Generically free representations I: large representations

TL;DR

This paper proves that large enough representations of simple algebraic groups have a generically free Lie algebra action, with bounds depending on the group's rank, and explores implications for invariants and stabilizers.

Contribution

It establishes explicit bounds on the dimension of representations ensuring generic freeness of the Lie algebra action for simple algebraic groups.

Findings

Lie algebra acts generically freely on large representations

Bound on dimension grows quadratically with group rank

Results apply across different field characteristics

Abstract

For a simple linear algebraic group $G$ acting faithfully on a vector space $V$ and under mild assumptions, we show: if $V$ is large enough, then the Lie algebra of $G$ acts generically freely on $V$. That is, the stabilizer in the Lie algebra of $G$ of a generic vector in $V$ is zero.
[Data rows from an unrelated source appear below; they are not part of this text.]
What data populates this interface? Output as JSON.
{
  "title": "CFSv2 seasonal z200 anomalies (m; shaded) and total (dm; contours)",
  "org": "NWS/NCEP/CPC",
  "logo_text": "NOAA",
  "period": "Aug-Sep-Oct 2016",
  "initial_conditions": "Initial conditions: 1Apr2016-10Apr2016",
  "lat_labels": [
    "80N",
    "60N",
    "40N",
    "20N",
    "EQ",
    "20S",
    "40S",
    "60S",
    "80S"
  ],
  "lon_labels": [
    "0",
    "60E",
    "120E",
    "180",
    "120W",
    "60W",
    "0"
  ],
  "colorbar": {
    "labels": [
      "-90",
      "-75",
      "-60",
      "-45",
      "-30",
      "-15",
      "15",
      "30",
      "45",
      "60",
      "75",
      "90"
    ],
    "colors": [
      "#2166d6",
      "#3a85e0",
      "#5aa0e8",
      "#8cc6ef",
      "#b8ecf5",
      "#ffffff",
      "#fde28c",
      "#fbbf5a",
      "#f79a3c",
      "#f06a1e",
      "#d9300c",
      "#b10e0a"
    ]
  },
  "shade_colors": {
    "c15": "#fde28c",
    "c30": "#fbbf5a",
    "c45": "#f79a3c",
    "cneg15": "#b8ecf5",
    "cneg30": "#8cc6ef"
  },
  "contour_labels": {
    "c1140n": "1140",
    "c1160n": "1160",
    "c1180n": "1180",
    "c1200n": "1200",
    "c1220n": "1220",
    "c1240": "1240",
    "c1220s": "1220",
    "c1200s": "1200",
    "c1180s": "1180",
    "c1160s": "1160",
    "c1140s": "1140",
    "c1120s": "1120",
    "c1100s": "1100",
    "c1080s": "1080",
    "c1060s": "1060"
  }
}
The bound on $\dim V$ grows like $(\mathrm{rank} G)^2$ and holds with only mild hypotheses on the characteristic of the underlying field. The proof relies on results on generation of Lie algebras by conjugates of an element that may be of independent interest. We use the bound in subsequent works to determine which irreducible faithful representations are generically free, with no hypothesis on the characteristic of the field. This in turn has applications to the question of which representations have a stabilizer in general position as well as the determination of the invariants of the representation.